À partir de la décision de 1990, la Cour suprême de Corée s’est constamment référée à l’article V(1)(a) de la Convention de New York et l’a appliquée pour déterminer la loi applicable à la convention d’arbitrage. Ce qui est intéressant, c’est que, mis à part la décision de 2016 (où aucun contrat n’existait entre le demandeur et le défendeur avant l’arbitrage, ce qui rend difficile de trouver un accord explicite ou implicite sur la loi régissant l’arbitrage), la Cour suprême a constaté que les parties peuvent être réputées s’être entendues sur la loi applicable à la convention d’arbitrage malgré l’absence d’accord explicite des parties. Bien que la Cour suprême n’ait pas spécifiquement utilisé le terme, il semble que lorsqu’il n’y a pas d’accord explicite sur la loi applicable à la convention d’arbitrage, la Cour suprême a été encline à conclure qu’il y avait un « accord implicite » entre les parties sur la loi régissant la convention d’arbitrage, plutôt que de passer au deuxième volet de l’article V(1)(a) de la Convention de New York (c’est-à-dire la lex arbitri).

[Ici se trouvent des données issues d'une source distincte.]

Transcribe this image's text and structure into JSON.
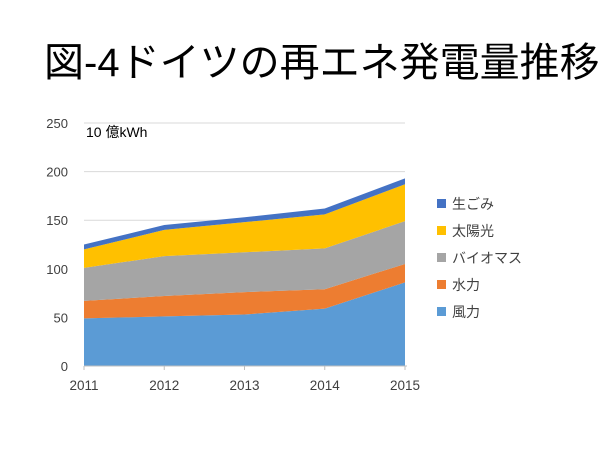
{
  "slide": {
    "title": "図-4ドイツの再エネ発電量推移"
  },
  "chart_data": {
    "type": "area",
    "stacked": true,
    "title": "図-4ドイツの再エネ発電量推移",
    "unit_label": "10 億kWh",
    "categories": [
      "2011",
      "2012",
      "2013",
      "2014",
      "2015"
    ],
    "series": [
      {
        "id": "wind",
        "name": "風力",
        "color": "#5B9BD5",
        "values": [
          49,
          51,
          53,
          59,
          86
        ]
      },
      {
        "id": "hydro",
        "name": "水力",
        "color": "#ED7D31",
        "values": [
          18,
          21,
          23,
          20,
          19
        ]
      },
      {
        "id": "biomass",
        "name": "バイオマス",
        "color": "#A5A5A5",
        "values": [
          34,
          41,
          41,
          42,
          44
        ]
      },
      {
        "id": "solar",
        "name": "太陽光",
        "color": "#FFC000",
        "values": [
          19,
          27,
          31,
          35,
          38
        ]
      },
      {
        "id": "waste",
        "name": "生ごみ",
        "color": "#4472C4",
        "values": [
          5,
          5,
          5,
          6,
          6
        ]
      }
    ],
    "totals": [
      125,
      145,
      153,
      162,
      193
    ],
    "legend_order": [
      "waste",
      "solar",
      "biomass",
      "hydro",
      "wind"
    ],
    "legend_position": "right",
    "xlabel": "",
    "ylabel": "10 億kWh",
    "ylim": [
      0,
      250
    ],
    "yticks": [
      0,
      50,
      100,
      150,
      200,
      250
    ],
    "grid": true,
    "gridline_color": "#D9D9D9",
    "axis_color": "#BFBFBF",
    "tick_label_color": "#404040",
    "background_color": "#FFFFFF"
  }
}
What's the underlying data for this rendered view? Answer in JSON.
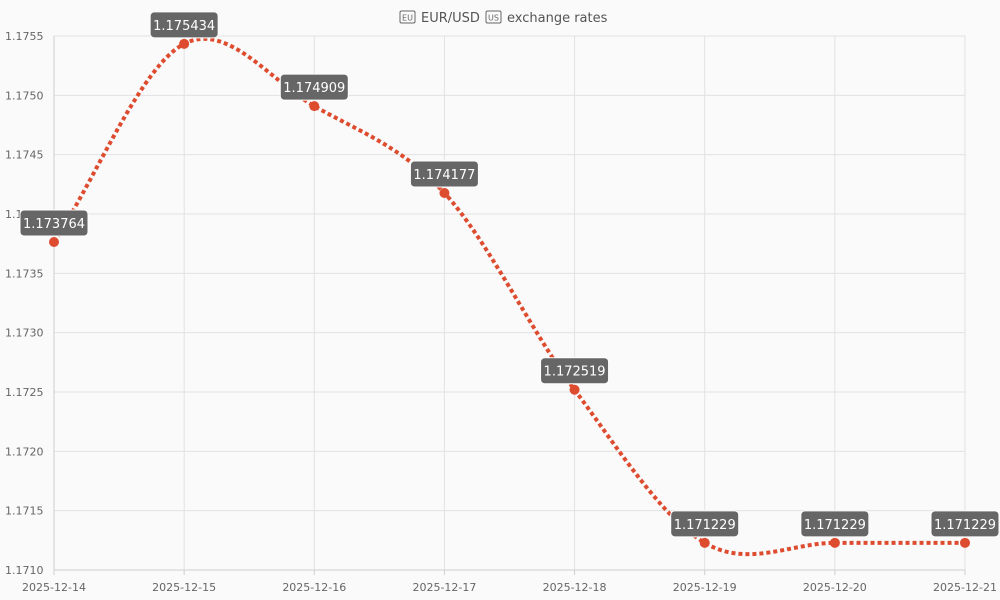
{
  "title": {
    "text": "EUR/USD exchange rates",
    "pair_left_icon": "eu-flag-icon",
    "pair_right_icon": "us-flag-icon",
    "prefix_text": "EUR/USD",
    "suffix_text": "exchange rates"
  },
  "colors": {
    "series": "#dd4c2f",
    "label_bg": "#666666",
    "grid": "#e2e2e2",
    "background": "#fafafa"
  },
  "chart_data": {
    "type": "line",
    "title": "EUR/USD exchange rates",
    "xlabel": "",
    "ylabel": "",
    "x": [
      "2025-12-14",
      "2025-12-15",
      "2025-12-16",
      "2025-12-17",
      "2025-12-18",
      "2025-12-19",
      "2025-12-20",
      "2025-12-21"
    ],
    "series": [
      {
        "values": [
          1.173764,
          1.175434,
          1.174909,
          1.174177,
          1.172519,
          1.171229,
          1.171229,
          1.171229
        ],
        "data_labels": [
          "1.173764",
          "1.175434",
          "1.174909",
          "1.174177",
          "1.172519",
          "1.171229",
          "1.171229",
          "1.171229"
        ]
      }
    ],
    "ylim": [
      1.171,
      1.1755
    ],
    "yticks": [
      "1.1755",
      "1.1750",
      "1.1745",
      "1.1740",
      "1.1735",
      "1.1730",
      "1.1725",
      "1.1720",
      "1.1715",
      "1.1710"
    ],
    "ytick_values": [
      1.1755,
      1.175,
      1.1745,
      1.174,
      1.1735,
      1.173,
      1.1725,
      1.172,
      1.1715,
      1.171
    ],
    "grid": true,
    "legend": "none",
    "line_style": "dashed, smooth"
  }
}
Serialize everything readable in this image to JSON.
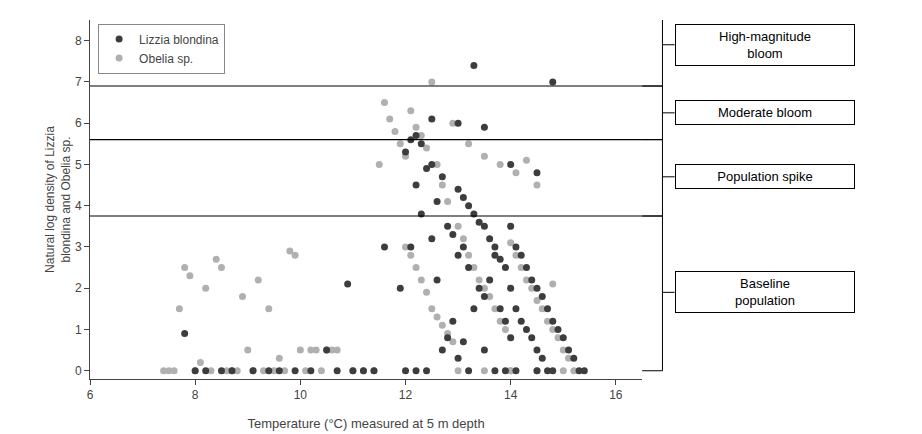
{
  "chart_data": {
    "type": "scatter",
    "xlabel": "Temperature (°C) measured at 5 m depth",
    "ylabel": "Natural log density of Lizzia\nblondina and Obelia sp.",
    "xlim": [
      6,
      16.5
    ],
    "ylim": [
      -0.2,
      8.5
    ],
    "xticks": [
      6,
      8,
      10,
      12,
      14,
      16
    ],
    "yticks": [
      0,
      1,
      2,
      3,
      4,
      5,
      6,
      7,
      8
    ],
    "grid": false,
    "legend": "upper left",
    "hlines": [
      {
        "y": 6.9,
        "color": "black"
      },
      {
        "y": 5.6,
        "color": "black"
      },
      {
        "y": 3.75,
        "color": "black"
      }
    ],
    "annotations": [
      {
        "text": "High-magnitude\nbloom",
        "y": 7.9,
        "span": [
          6.9,
          8.5
        ]
      },
      {
        "text": "Moderate bloom",
        "y": 6.25,
        "span": [
          5.6,
          6.9
        ]
      },
      {
        "text": "Population spike",
        "y": 4.7,
        "span": [
          3.75,
          5.6
        ]
      },
      {
        "text": "Baseline\npopulation",
        "y": 1.9,
        "span": [
          0.0,
          3.75
        ]
      }
    ],
    "series": [
      {
        "name": "Lizzia blondina",
        "color": "#3d3d3d",
        "x": [
          7.8,
          8.0,
          8.2,
          8.5,
          8.7,
          9.1,
          9.4,
          9.6,
          9.9,
          10.2,
          10.5,
          10.7,
          10.9,
          11.0,
          11.2,
          11.4,
          11.6,
          11.9,
          12.0,
          12.0,
          12.1,
          12.1,
          12.2,
          12.2,
          12.2,
          12.3,
          12.3,
          12.4,
          12.4,
          12.5,
          12.5,
          12.5,
          12.6,
          12.6,
          12.7,
          12.7,
          12.8,
          12.8,
          12.9,
          12.9,
          13.0,
          13.0,
          13.0,
          13.0,
          13.1,
          13.1,
          13.1,
          13.2,
          13.2,
          13.2,
          13.3,
          13.3,
          13.3,
          13.4,
          13.4,
          13.5,
          13.5,
          13.5,
          13.5,
          13.6,
          13.6,
          13.7,
          13.7,
          13.7,
          13.8,
          13.8,
          13.9,
          13.9,
          13.9,
          14.0,
          14.0,
          14.0,
          14.0,
          14.1,
          14.1,
          14.1,
          14.2,
          14.2,
          14.3,
          14.3,
          14.4,
          14.4,
          14.5,
          14.5,
          14.5,
          14.5,
          14.6,
          14.6,
          14.7,
          14.7,
          14.8,
          14.8,
          14.8,
          14.9,
          15.0,
          15.1,
          15.2,
          15.3,
          15.4
        ],
        "values": [
          0.9,
          0.0,
          0.0,
          0.0,
          0.0,
          0.0,
          0.0,
          0.0,
          0.0,
          0.0,
          0.5,
          0.0,
          2.1,
          0.0,
          0.0,
          0.0,
          3.0,
          2.0,
          0.0,
          5.3,
          3.0,
          5.6,
          4.5,
          0.0,
          5.7,
          3.8,
          5.5,
          4.9,
          0.0,
          5.0,
          3.2,
          6.1,
          4.1,
          2.2,
          4.7,
          0.5,
          3.5,
          0.8,
          3.3,
          1.2,
          4.4,
          2.8,
          0.3,
          6.0,
          4.2,
          3.0,
          0.7,
          4.0,
          2.5,
          0.0,
          3.8,
          7.4,
          1.5,
          3.6,
          2.0,
          3.5,
          1.8,
          0.5,
          5.9,
          3.2,
          2.2,
          3.0,
          2.8,
          0.0,
          2.7,
          1.5,
          2.5,
          1.2,
          0.0,
          3.5,
          2.0,
          0.8,
          5.0,
          3.0,
          1.5,
          0.0,
          2.8,
          1.2,
          2.5,
          1.0,
          2.2,
          0.8,
          2.0,
          0.5,
          0.0,
          4.8,
          1.8,
          0.3,
          1.5,
          0.0,
          1.2,
          0.0,
          7.0,
          1.0,
          0.8,
          0.5,
          0.3,
          0.0,
          0.0
        ]
      },
      {
        "name": "Obelia sp.",
        "color": "#b0b0b0",
        "x": [
          7.4,
          7.5,
          7.6,
          7.7,
          7.8,
          7.9,
          8.0,
          8.1,
          8.2,
          8.3,
          8.4,
          8.5,
          8.6,
          8.7,
          8.8,
          8.9,
          9.0,
          9.1,
          9.2,
          9.3,
          9.4,
          9.5,
          9.6,
          9.7,
          9.8,
          9.9,
          10.0,
          10.1,
          10.2,
          10.3,
          10.4,
          10.5,
          10.6,
          10.7,
          11.0,
          11.2,
          11.4,
          11.5,
          11.6,
          11.7,
          11.8,
          11.9,
          12.0,
          12.1,
          12.2,
          12.3,
          12.4,
          12.5,
          12.6,
          12.7,
          12.8,
          12.9,
          12.0,
          12.1,
          12.2,
          12.3,
          12.4,
          12.5,
          12.6,
          12.7,
          12.8,
          12.9,
          13.0,
          13.1,
          13.2,
          13.2,
          13.3,
          13.4,
          13.5,
          13.5,
          13.6,
          13.7,
          13.8,
          13.8,
          13.9,
          14.0,
          14.0,
          14.1,
          14.1,
          14.2,
          14.3,
          14.3,
          14.4,
          14.5,
          14.5,
          14.6,
          14.7,
          14.8,
          14.8,
          14.9,
          15.0,
          15.1,
          15.2,
          13.0,
          13.5,
          14.0,
          14.5,
          15.0
        ],
        "values": [
          0.0,
          0.0,
          0.0,
          1.5,
          2.5,
          2.3,
          0.0,
          0.2,
          2.0,
          0.0,
          2.7,
          2.5,
          0.0,
          0.0,
          0.0,
          1.8,
          0.5,
          0.0,
          2.2,
          0.0,
          1.5,
          0.0,
          0.3,
          0.0,
          2.9,
          2.8,
          0.5,
          0.0,
          0.5,
          0.5,
          0.0,
          0.5,
          0.5,
          0.5,
          0.0,
          0.0,
          0.0,
          5.0,
          6.5,
          6.1,
          5.8,
          5.5,
          5.2,
          6.3,
          5.9,
          5.7,
          5.4,
          7.0,
          5.0,
          4.5,
          4.1,
          6.0,
          3.0,
          2.8,
          2.5,
          2.2,
          1.9,
          1.5,
          1.3,
          1.1,
          0.9,
          0.7,
          3.5,
          3.2,
          2.8,
          5.5,
          2.5,
          2.2,
          2.0,
          5.2,
          1.8,
          1.5,
          1.2,
          5.0,
          1.0,
          3.1,
          0.0,
          2.8,
          4.8,
          2.5,
          2.2,
          5.1,
          2.0,
          1.7,
          4.5,
          1.5,
          1.2,
          1.0,
          2.1,
          0.8,
          0.5,
          0.3,
          0.0,
          0.0,
          0.0,
          0.0,
          0.0,
          0.0
        ]
      }
    ]
  }
}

La question devient alors de savoir quels facteurs sont pris en compte pour déterminer qu’il existe un « accord implicite » sur la loi applicable à la convention d’arbitrage. Sur ce point, les tribunaux coréens n’ont pas adopté une position cohérente : il y a eu des cas où le tribunal s’est appuyé sur l’institution arbitrale (la décision de 1990), la loi régissant le contrat principal (la décision du tribunal inférieur de la décision de 2018), et à la fois la loi applicable au contrat principal et le siège de l’arbitrage (la décision de 2018) pour trouver un accord implicite sur la loi applicable à la convention d’arbitrage. Les tribunaux coréens n’ont peut-être pas beaucoup réfléchi à cela étant donné que ces différents facteurs indiquaient le même droit applicable à la convention d’arbitrage dans ces affaires. Cela signifiait que les tribunaux pouvaient ajouter (presque après coup) lequel des divers facteurs à prendre en compte pour trouver un accord implicite entre les parties.

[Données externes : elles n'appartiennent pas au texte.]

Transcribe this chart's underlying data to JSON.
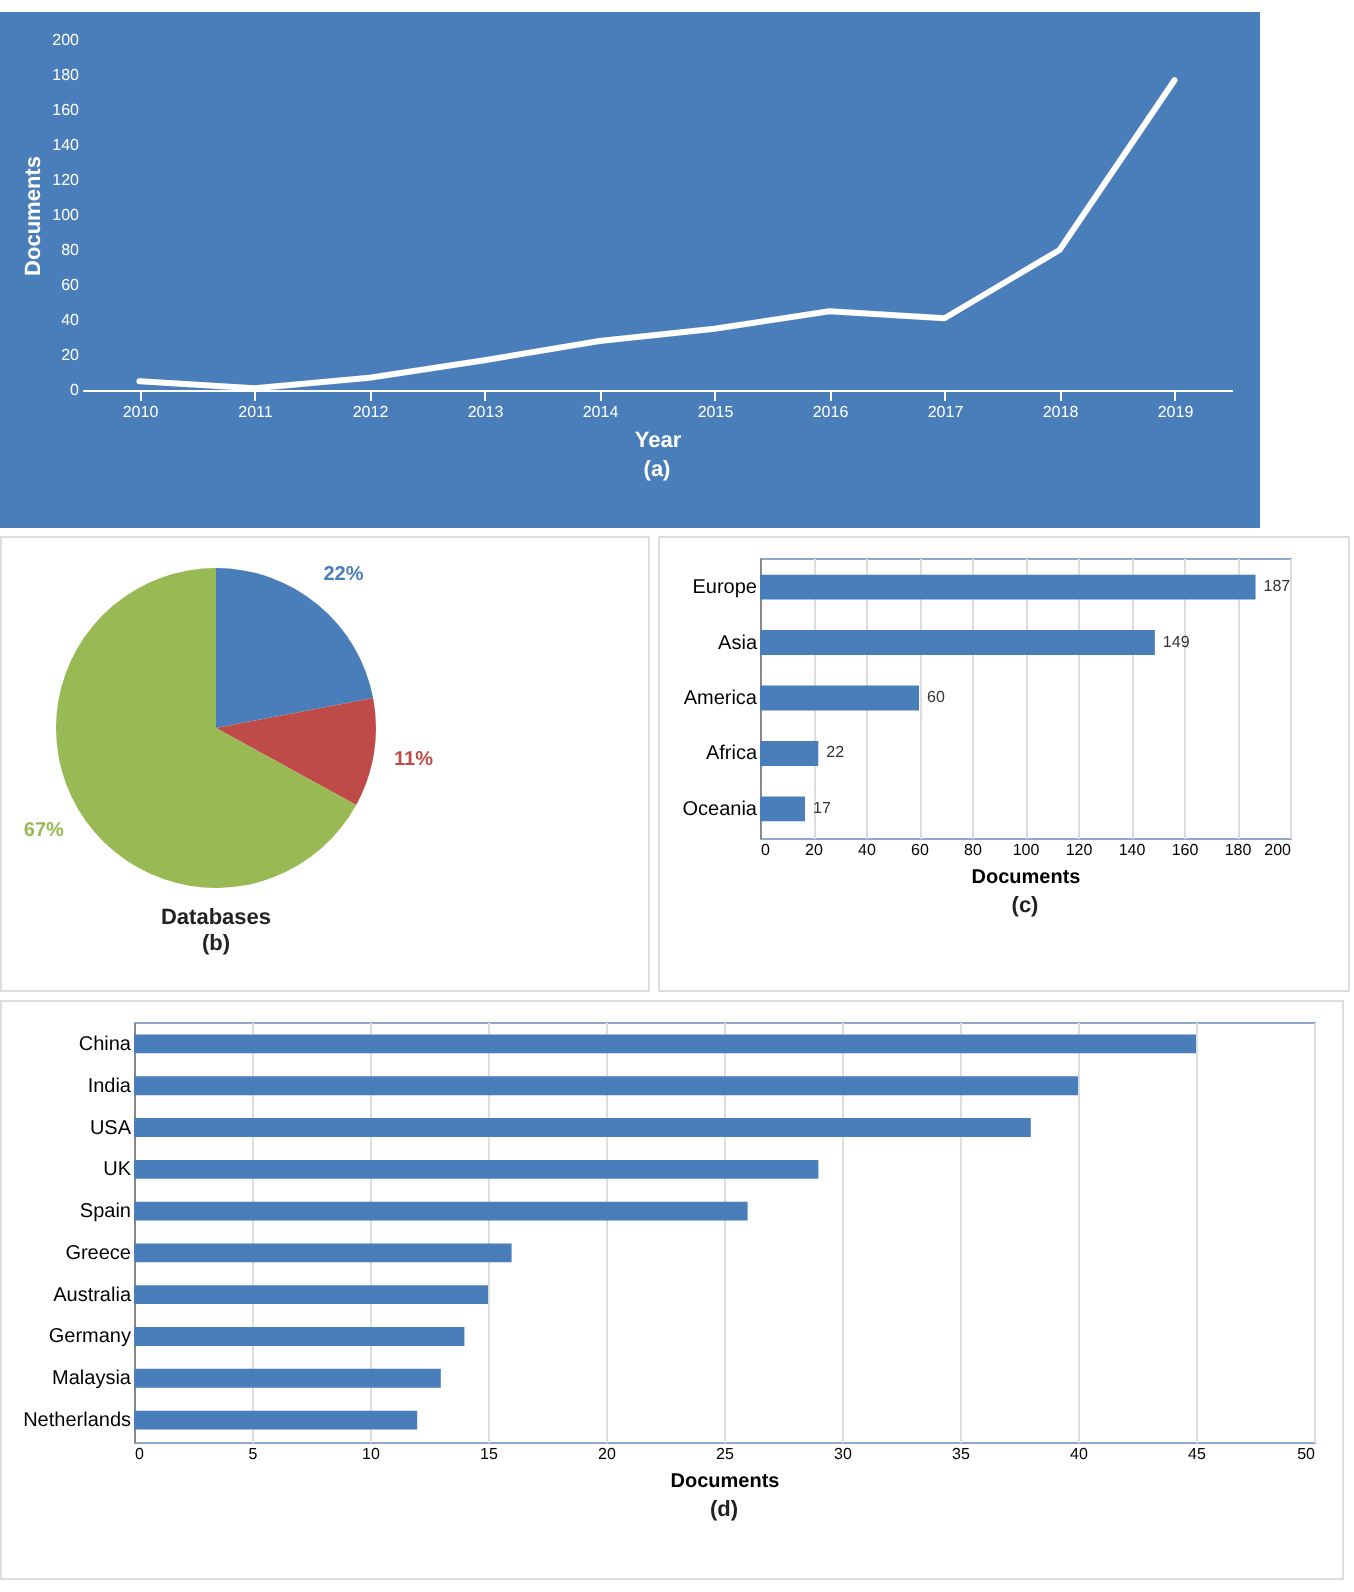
{
  "chart_data": [
    {
      "type": "line",
      "categories": [
        "2010",
        "2011",
        "2012",
        "2013",
        "2014",
        "2015",
        "2016",
        "2017",
        "2018",
        "2019"
      ],
      "values": [
        5,
        1,
        7,
        17,
        28,
        35,
        45,
        41,
        80,
        177
      ],
      "color": "#ffffff",
      "ylim": [
        0,
        200
      ],
      "yticks": [
        0,
        20,
        40,
        60,
        80,
        100,
        120,
        140,
        160,
        180,
        200
      ],
      "xlabel": "Year",
      "ylabel": "Documents",
      "annotations": [
        "(a)"
      ]
    },
    {
      "type": "pie",
      "title": "Databases",
      "categories": [
        null,
        null,
        null
      ],
      "values": [
        22,
        11,
        67
      ],
      "colors": [
        "#4a7ebb",
        "#be4b48",
        "#98b954"
      ],
      "value_labels": [
        "22%",
        "11%",
        "67%"
      ],
      "annotations": [
        "(b)"
      ]
    },
    {
      "type": "bar",
      "orientation": "horizontal",
      "categories": [
        "Europe",
        "Asia",
        "America",
        "Africa",
        "Oceania"
      ],
      "values": [
        187,
        149,
        60,
        22,
        17
      ],
      "color": "#4a7ebb",
      "xlim": [
        0,
        200
      ],
      "xticks": [
        0,
        20,
        40,
        60,
        80,
        100,
        120,
        140,
        160,
        180,
        200
      ],
      "xlabel": "Documents",
      "grid": "x",
      "data_labels": true,
      "annotations": [
        "(c)"
      ]
    },
    {
      "type": "bar",
      "orientation": "horizontal",
      "categories": [
        "China",
        "India",
        "USA",
        "UK",
        "Spain",
        "Greece",
        "Australia",
        "Germany",
        "Malaysia",
        "Netherlands"
      ],
      "values": [
        45,
        40,
        38,
        29,
        26,
        16,
        15,
        14,
        13,
        12
      ],
      "color": "#4a7ebb",
      "xlim": [
        0,
        50
      ],
      "xticks": [
        0,
        5,
        10,
        15,
        20,
        25,
        30,
        35,
        40,
        45,
        50
      ],
      "xlabel": "Documents",
      "grid": "x",
      "annotations": [
        "(d)"
      ]
    }
  ]
}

En tant que tel, on ne sait toujours pas comment les tribunaux coréens décideraient lorsque les parties ne sont pas explicitement convenues de la loi applicable à la convention d’arbitrage, et de la loi applicable au contrat principal et à la lex arbitri sont différents : s’ils placeraient la loi applicable au contrat principal sur la loi du siège, ou vice versa, pour trouver un accord implicite sur la loi applicable à la convention d’arbitrage, ou s’ils passeraient au deuxième volet de Article V(1)(a) de la Convention de New York en constatant qu’il n’y avait pas d’accord implicite sur la loi applicable à la convention d’arbitrage. Les tribunaux coréens ont tranché cette question au cas par cas au lieu d’établir une règle claire et cohérente dans différents scénarios comme celle prévue dans enca ou Kabab Ji par les tribunaux anglais et français. De telles décisions peuvent avoir été appropriées pour les cas en question, mais il reste une incertitude juridique et un manque de prévisibilité pour les parties en litige sur le droit applicable à la convention d’arbitrage. Cette absence de norme claire peut s’expliquer par le nombre limité d’affaires portées devant la Cour suprême coréenne jusqu’à présent : en tout état de cause, une décision des tribunaux coréens clarifiant quelque peu leur position sur cette question serait la bienvenue.